En la impresión flexográfica, una de las preguntas más importantes para cualquier impresor es cómo igualar color en flexografía de forma más rápida, estable y rentable. La respuesta no está solamente en comprar una tinta diferente, ni en depender del prensista para corregir el color durante el arranque. La respuesta está en controlar el proceso antes de llegar a prensa.
En muchas plantas de impresión, la igualación de color se realiza directamente en máquina. Se imprimen, metros y metros de material para conserguir una muestra del color, se revisa el tono, se ajusta la tinta, se vuelven a imprimir, metros y metros, y metros de material… y el proceso se repite hasta lograr la aprobación. El problema es que en cada intento, mucho sustrato desperdiciado, tinta consumida, tiempo de prensa y pérdida de productividad $$$$.
Por eso, cuando hablamos de tintas para flexografía, no debemos analizar únicamente el precio por kilo o por litro. El precio real de una tinta, debería de ir de la mano de un proveedor que esta consciente de esta problemática y que ofrece soluciones para esto, una tinta barata puede parecer atractiva en la factura, pero si genera más correcciones, más banderas y más tiempo de arranque, puede terminar aumentando el costo real de impresión.

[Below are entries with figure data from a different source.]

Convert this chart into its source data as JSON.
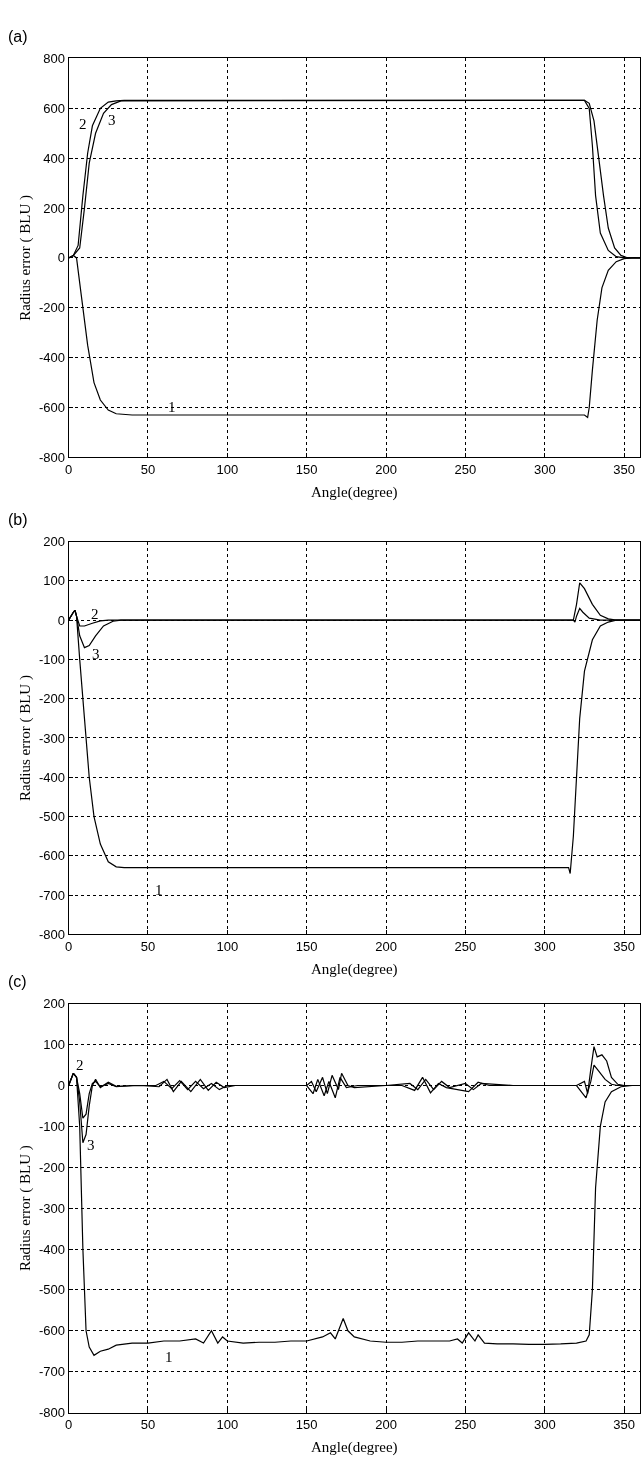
{
  "chart_data": [
    {
      "type": "line",
      "title": "(a)",
      "xlabel": "Angle(degree)",
      "ylabel": "Radius error ( BLU )",
      "xlim": [
        0,
        360
      ],
      "xticks": [
        0,
        50,
        100,
        150,
        200,
        250,
        300,
        350
      ],
      "ylim": [
        -800,
        800
      ],
      "yticks": [
        -800,
        -600,
        -400,
        -200,
        0,
        200,
        400,
        600,
        800
      ],
      "grid": true,
      "line_style": "solid",
      "series": [
        {
          "color": "#000000",
          "x": [
            0,
            3,
            5,
            8,
            12,
            16,
            20,
            25,
            30,
            40,
            325,
            327,
            328,
            330,
            333,
            336,
            340,
            345,
            350,
            355,
            360
          ],
          "values": [
            0,
            10,
            0,
            -150,
            -350,
            -500,
            -570,
            -610,
            -625,
            -630,
            -630,
            -640,
            -600,
            -450,
            -250,
            -120,
            -50,
            -15,
            -3,
            0,
            0
          ]
        },
        {
          "color": "#000000",
          "x": [
            0,
            3,
            6,
            9,
            12,
            15,
            20,
            25,
            30,
            35,
            325,
            328,
            330,
            332,
            335,
            340,
            345,
            350,
            360
          ],
          "values": [
            0,
            10,
            50,
            250,
            420,
            530,
            600,
            625,
            630,
            632,
            632,
            600,
            450,
            250,
            100,
            30,
            5,
            0,
            0
          ]
        },
        {
          "color": "#000000",
          "x": [
            0,
            3,
            7,
            10,
            13,
            17,
            22,
            27,
            33,
            325,
            328,
            331,
            334,
            337,
            340,
            344,
            348,
            352,
            360
          ],
          "values": [
            0,
            10,
            40,
            200,
            380,
            500,
            580,
            615,
            630,
            632,
            620,
            550,
            400,
            250,
            120,
            40,
            10,
            0,
            0
          ]
        }
      ],
      "annotations": [
        {
          "text": "2",
          "x": 15,
          "y": 530
        },
        {
          "text": "3",
          "x": 22,
          "y": 580
        },
        {
          "text": "1",
          "x": 40,
          "y": -630
        }
      ]
    },
    {
      "type": "line",
      "title": "(b)",
      "xlabel": "Angle(degree)",
      "ylabel": "Radius error ( BLU )",
      "xlim": [
        0,
        360
      ],
      "xticks": [
        0,
        50,
        100,
        150,
        200,
        250,
        300,
        350
      ],
      "ylim": [
        -800,
        200
      ],
      "yticks": [
        -800,
        -700,
        -600,
        -500,
        -400,
        -300,
        -200,
        -100,
        0,
        100,
        200
      ],
      "grid": true,
      "line_style": "solid",
      "series": [
        {
          "color": "#000000",
          "x": [
            0,
            3,
            4,
            5,
            7,
            10,
            13,
            16,
            20,
            25,
            30,
            35,
            315,
            316,
            318,
            320,
            322,
            325,
            330,
            335,
            340,
            345,
            360
          ],
          "values": [
            0,
            20,
            25,
            10,
            -100,
            -250,
            -400,
            -500,
            -570,
            -615,
            -628,
            -630,
            -630,
            -645,
            -550,
            -400,
            -250,
            -130,
            -50,
            -15,
            -5,
            0,
            0
          ]
        },
        {
          "color": "#000000",
          "x": [
            0,
            3,
            4,
            5,
            7,
            10,
            15,
            20,
            25,
            318,
            319,
            320,
            322,
            324,
            328,
            335,
            360
          ],
          "values": [
            0,
            20,
            25,
            10,
            -15,
            -15,
            -8,
            -2,
            0,
            0,
            -5,
            10,
            30,
            20,
            5,
            0,
            0
          ]
        },
        {
          "color": "#000000",
          "x": [
            0,
            3,
            4,
            5,
            7,
            10,
            13,
            17,
            22,
            28,
            33,
            318,
            320,
            322,
            325,
            330,
            335,
            340,
            345,
            360
          ],
          "values": [
            0,
            20,
            25,
            10,
            -40,
            -70,
            -65,
            -40,
            -15,
            -3,
            0,
            0,
            40,
            95,
            80,
            40,
            12,
            3,
            0,
            0
          ]
        }
      ],
      "annotations": [
        {
          "text": "2",
          "x": 15,
          "y": -8
        },
        {
          "text": "3",
          "x": 13,
          "y": -65
        },
        {
          "text": "1",
          "x": 35,
          "y": -630
        }
      ]
    },
    {
      "type": "line",
      "title": "(c)",
      "xlabel": "Angle(degree)",
      "ylabel": "Radius error ( BLU )",
      "xlim": [
        0,
        360
      ],
      "xticks": [
        0,
        50,
        100,
        150,
        200,
        250,
        300,
        350
      ],
      "ylim": [
        -800,
        200
      ],
      "yticks": [
        -800,
        -700,
        -600,
        -500,
        -400,
        -300,
        -200,
        -100,
        0,
        100,
        200
      ],
      "grid": true,
      "line_style": "solid",
      "series": [
        {
          "color": "#000000",
          "x": [
            0,
            3,
            5,
            7,
            9,
            11,
            13,
            16,
            20,
            25,
            30,
            40,
            50,
            60,
            70,
            80,
            85,
            90,
            94,
            97,
            100,
            110,
            120,
            130,
            140,
            150,
            160,
            165,
            168,
            173,
            176,
            180,
            190,
            200,
            210,
            220,
            230,
            240,
            245,
            248,
            252,
            256,
            258,
            262,
            270,
            280,
            290,
            300,
            310,
            320,
            326,
            328,
            330,
            332,
            335,
            338,
            342,
            348,
            355,
            360
          ],
          "values": [
            0,
            30,
            20,
            -100,
            -400,
            -600,
            -640,
            -660,
            -650,
            -645,
            -635,
            -630,
            -630,
            -625,
            -625,
            -620,
            -630,
            -600,
            -630,
            -615,
            -625,
            -630,
            -628,
            -628,
            -625,
            -625,
            -615,
            -605,
            -620,
            -570,
            -600,
            -615,
            -625,
            -628,
            -628,
            -625,
            -625,
            -625,
            -620,
            -630,
            -605,
            -625,
            -610,
            -630,
            -632,
            -632,
            -633,
            -633,
            -632,
            -630,
            -625,
            -610,
            -500,
            -250,
            -100,
            -40,
            -15,
            -3,
            0,
            0
          ]
        },
        {
          "color": "#000000",
          "x": [
            0,
            3,
            5,
            7,
            9,
            11,
            13,
            15,
            17,
            20,
            25,
            30,
            40,
            55,
            60,
            65,
            70,
            75,
            80,
            85,
            90,
            95,
            100,
            120,
            150,
            153,
            156,
            160,
            163,
            166,
            170,
            172,
            176,
            180,
            200,
            215,
            220,
            225,
            230,
            235,
            240,
            250,
            255,
            260,
            280,
            320,
            325,
            327,
            329,
            331,
            333,
            336,
            339,
            342,
            346,
            350,
            360
          ],
          "values": [
            0,
            30,
            20,
            -20,
            -80,
            -70,
            -20,
            5,
            10,
            -3,
            5,
            -3,
            0,
            0,
            10,
            -8,
            12,
            -10,
            10,
            -8,
            5,
            -10,
            0,
            0,
            0,
            10,
            -15,
            20,
            -20,
            25,
            -10,
            30,
            0,
            -5,
            0,
            5,
            -10,
            15,
            -10,
            10,
            -5,
            5,
            -10,
            5,
            0,
            0,
            10,
            -20,
            40,
            95,
            70,
            75,
            60,
            20,
            3,
            0,
            0
          ]
        },
        {
          "color": "#000000",
          "x": [
            0,
            3,
            5,
            7,
            9,
            11,
            13,
            15,
            17,
            20,
            25,
            30,
            45,
            57,
            62,
            66,
            71,
            77,
            83,
            88,
            93,
            98,
            105,
            150,
            154,
            157,
            161,
            164,
            168,
            171,
            175,
            182,
            210,
            218,
            223,
            228,
            233,
            238,
            252,
            258,
            265,
            320,
            326,
            329,
            331,
            334,
            338,
            342,
            346,
            360
          ],
          "values": [
            0,
            30,
            20,
            -40,
            -140,
            -120,
            -50,
            0,
            15,
            -5,
            8,
            -2,
            0,
            -3,
            15,
            -15,
            10,
            -15,
            15,
            -12,
            8,
            -5,
            0,
            0,
            -20,
            15,
            -25,
            10,
            -30,
            20,
            -5,
            0,
            0,
            -12,
            20,
            -18,
            5,
            -5,
            -15,
            8,
            0,
            0,
            -30,
            10,
            50,
            35,
            15,
            3,
            0,
            0
          ]
        }
      ],
      "annotations": [
        {
          "text": "2",
          "x": 3,
          "y": 30
        },
        {
          "text": "3",
          "x": 9,
          "y": -140
        },
        {
          "text": "1",
          "x": 60,
          "y": -625
        }
      ]
    }
  ]
}
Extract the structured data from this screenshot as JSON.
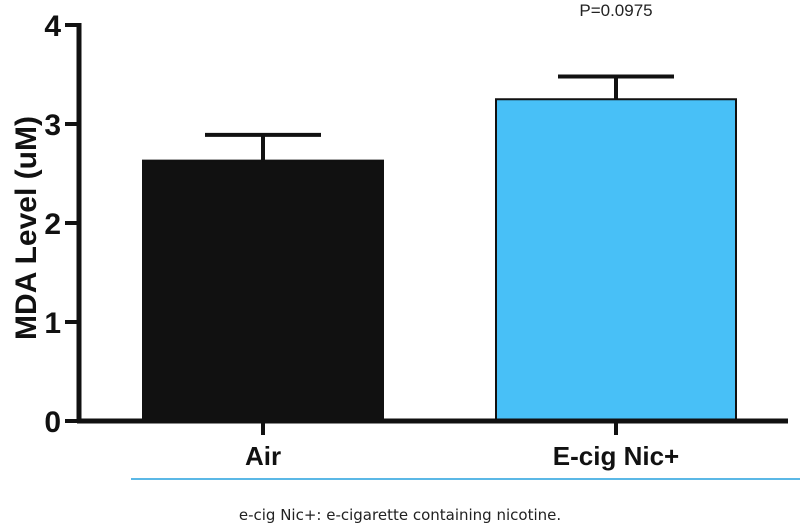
{
  "chart_data": {
    "type": "bar",
    "categories": [
      "Air",
      "E-cig Nic+"
    ],
    "values": [
      2.63,
      3.25
    ],
    "errors": [
      0.26,
      0.23
    ],
    "colors": [
      "#111111",
      "#48c0f7"
    ],
    "xlabel": "",
    "ylabel": "MDA Level (uM)",
    "ylim": [
      0,
      4
    ],
    "yticks": [
      0,
      1,
      2,
      3,
      4
    ],
    "annotation": "P=0.0975",
    "grid": false
  },
  "caption": "e-cig Nic+: e-cigarette containing nicotine."
}
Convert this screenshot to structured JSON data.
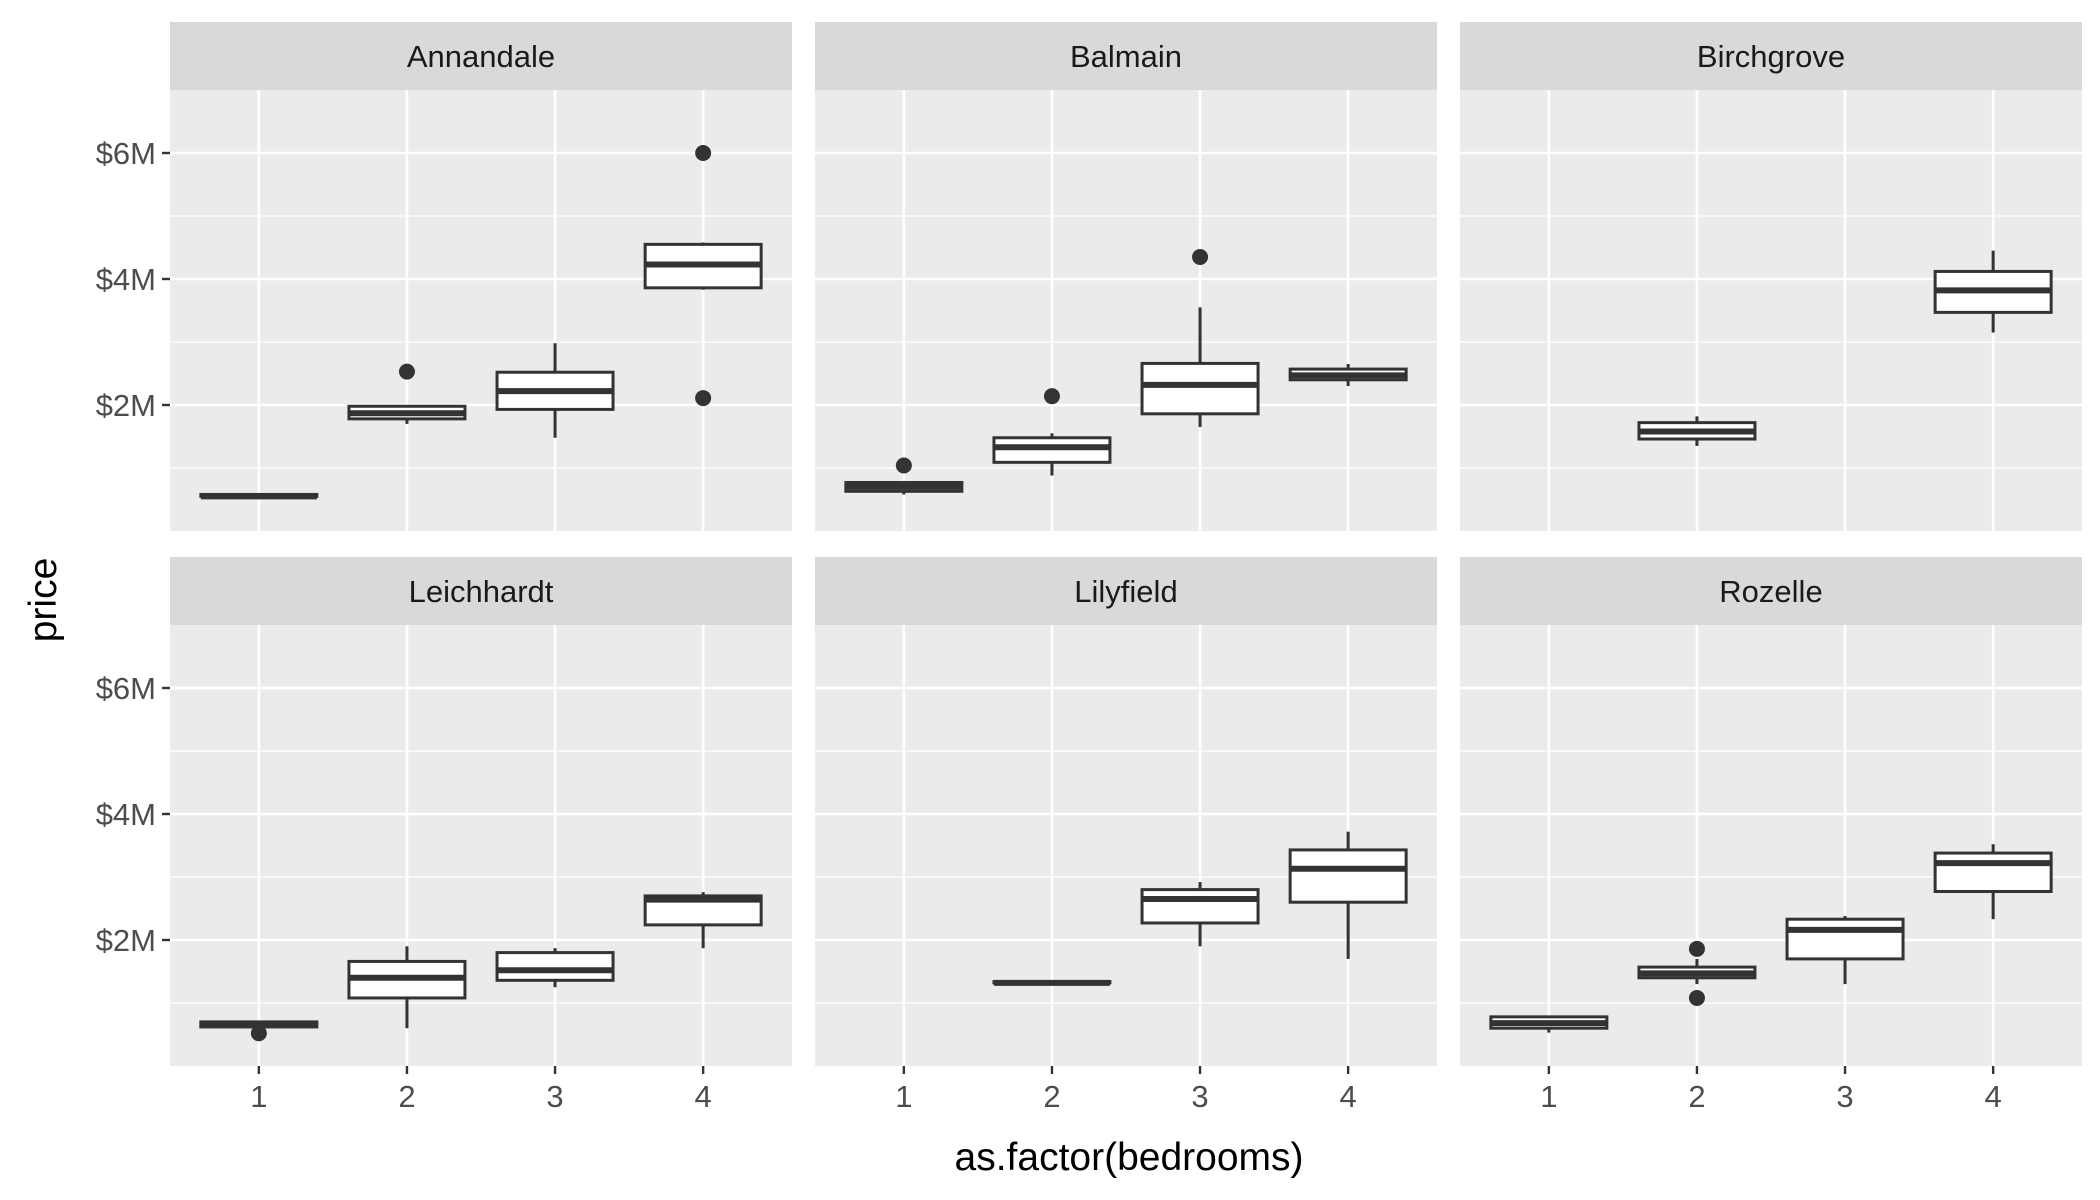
{
  "chart_data": {
    "type": "boxplot",
    "facet_layout": "2 rows x 3 columns",
    "xlabel": "as.factor(bedrooms)",
    "ylabel": "price",
    "categories": [
      "1",
      "2",
      "3",
      "4"
    ],
    "y_ticks": [
      {
        "value": 2000000,
        "label": "$2M"
      },
      {
        "value": 4000000,
        "label": "$4M"
      },
      {
        "value": 6000000,
        "label": "$6M"
      }
    ],
    "y_minor_ticks": [
      1000000,
      3000000,
      5000000
    ],
    "ylim": [
      0,
      7000000
    ],
    "grid": true,
    "colors": {
      "panel_bg": "#EBEBEB",
      "strip_bg": "#D9D9D9",
      "grid": "#FFFFFF",
      "box_line": "#333333",
      "box_fill": "#FFFFFF",
      "outlier": "#333333"
    },
    "panels": [
      {
        "name": "Annandale",
        "boxes": [
          {
            "x": "1",
            "min": 550000,
            "q1": 550000,
            "median": 550000,
            "q3": 580000,
            "max": 580000,
            "outliers": []
          },
          {
            "x": "2",
            "min": 1700000,
            "q1": 1780000,
            "median": 1870000,
            "q3": 1980000,
            "max": 2000000,
            "outliers": [
              2530000
            ]
          },
          {
            "x": "3",
            "min": 1480000,
            "q1": 1930000,
            "median": 2220000,
            "q3": 2520000,
            "max": 2980000,
            "outliers": []
          },
          {
            "x": "4",
            "min": 3830000,
            "q1": 3860000,
            "median": 4230000,
            "q3": 4550000,
            "max": 4580000,
            "outliers": [
              6000000,
              2110000
            ]
          }
        ]
      },
      {
        "name": "Balmain",
        "boxes": [
          {
            "x": "1",
            "min": 580000,
            "q1": 630000,
            "median": 700000,
            "q3": 770000,
            "max": 770000,
            "outliers": [
              1040000
            ]
          },
          {
            "x": "2",
            "min": 880000,
            "q1": 1090000,
            "median": 1330000,
            "q3": 1480000,
            "max": 1550000,
            "outliers": [
              2140000
            ]
          },
          {
            "x": "3",
            "min": 1650000,
            "q1": 1860000,
            "median": 2320000,
            "q3": 2660000,
            "max": 3550000,
            "outliers": [
              4350000
            ]
          },
          {
            "x": "4",
            "min": 2300000,
            "q1": 2400000,
            "median": 2470000,
            "q3": 2570000,
            "max": 2650000,
            "outliers": []
          }
        ]
      },
      {
        "name": "Birchgrove",
        "boxes": [
          {
            "x": "2",
            "min": 1350000,
            "q1": 1460000,
            "median": 1580000,
            "q3": 1720000,
            "max": 1820000,
            "outliers": []
          },
          {
            "x": "4",
            "min": 3150000,
            "q1": 3470000,
            "median": 3820000,
            "q3": 4120000,
            "max": 4450000,
            "outliers": []
          }
        ]
      },
      {
        "name": "Leichhardt",
        "boxes": [
          {
            "x": "1",
            "min": 620000,
            "q1": 620000,
            "median": 650000,
            "q3": 700000,
            "max": 700000,
            "outliers": [
              520000
            ]
          },
          {
            "x": "2",
            "min": 600000,
            "q1": 1080000,
            "median": 1400000,
            "q3": 1660000,
            "max": 1900000,
            "outliers": []
          },
          {
            "x": "3",
            "min": 1250000,
            "q1": 1360000,
            "median": 1520000,
            "q3": 1800000,
            "max": 1870000,
            "outliers": []
          },
          {
            "x": "4",
            "min": 1870000,
            "q1": 2240000,
            "median": 2640000,
            "q3": 2700000,
            "max": 2760000,
            "outliers": []
          }
        ]
      },
      {
        "name": "Lilyfield",
        "boxes": [
          {
            "x": "2",
            "min": 1320000,
            "q1": 1320000,
            "median": 1320000,
            "q3": 1340000,
            "max": 1340000,
            "outliers": []
          },
          {
            "x": "3",
            "min": 1900000,
            "q1": 2270000,
            "median": 2650000,
            "q3": 2800000,
            "max": 2920000,
            "outliers": []
          },
          {
            "x": "4",
            "min": 1700000,
            "q1": 2600000,
            "median": 3130000,
            "q3": 3430000,
            "max": 3720000,
            "outliers": []
          }
        ]
      },
      {
        "name": "Rozelle",
        "boxes": [
          {
            "x": "1",
            "min": 530000,
            "q1": 600000,
            "median": 680000,
            "q3": 780000,
            "max": 800000,
            "outliers": []
          },
          {
            "x": "2",
            "min": 1300000,
            "q1": 1400000,
            "median": 1470000,
            "q3": 1570000,
            "max": 1700000,
            "outliers": [
              1860000,
              1080000
            ]
          },
          {
            "x": "3",
            "min": 1300000,
            "q1": 1700000,
            "median": 2160000,
            "q3": 2330000,
            "max": 2380000,
            "outliers": []
          },
          {
            "x": "4",
            "min": 2330000,
            "q1": 2770000,
            "median": 3220000,
            "q3": 3380000,
            "max": 3520000,
            "outliers": []
          }
        ]
      }
    ]
  }
}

En Flexotech Color creemos que el verdadero ahorro no está solo en comprar una tinta más económica. El verdadero ahorro está en arrancar más rápido, imprimir menos banderas, controlar mejor el color y producir con mayor estabilidad.
La pregunta clave es:
¿Quieres en verdad, ahorrar en tinta… o te interesa ahorrar en el resultado final de una producción eficiente?
Igualar color en prensa: uno de los errores más costosos en flexografía
Una prensa flexográfica debe estar enfocada en producir, no en funcionar como laboratorio de pruebas. Cuando el color llega a máquina sin una fórmula validada, sin una muestra patrón confiable, sin registro histórico y sin una metodología de control, el arranque se vuelve más largo y más costoso.
Este escenario es muy común: el operador prepara la tinta, arranca la prensa, imprime una primera muestra, el color no llega al estándar, se corrige, se imprime otra muestra, se vuelve a ajustar y el proceso continúa hasta obtener la aprobación.
A simple vista puede parecer parte normal del trabajo. Pero en realidad representa una pérdida operativa importante y muchos y muchos $$$.
Cada intento consume material.
Cada ajuste consume tinta.
Cada bandera REDUCE UTILIDAD.
Cada minuto de arranque es tiempo en el que la prensa no está produciendo etiquetas vendibles.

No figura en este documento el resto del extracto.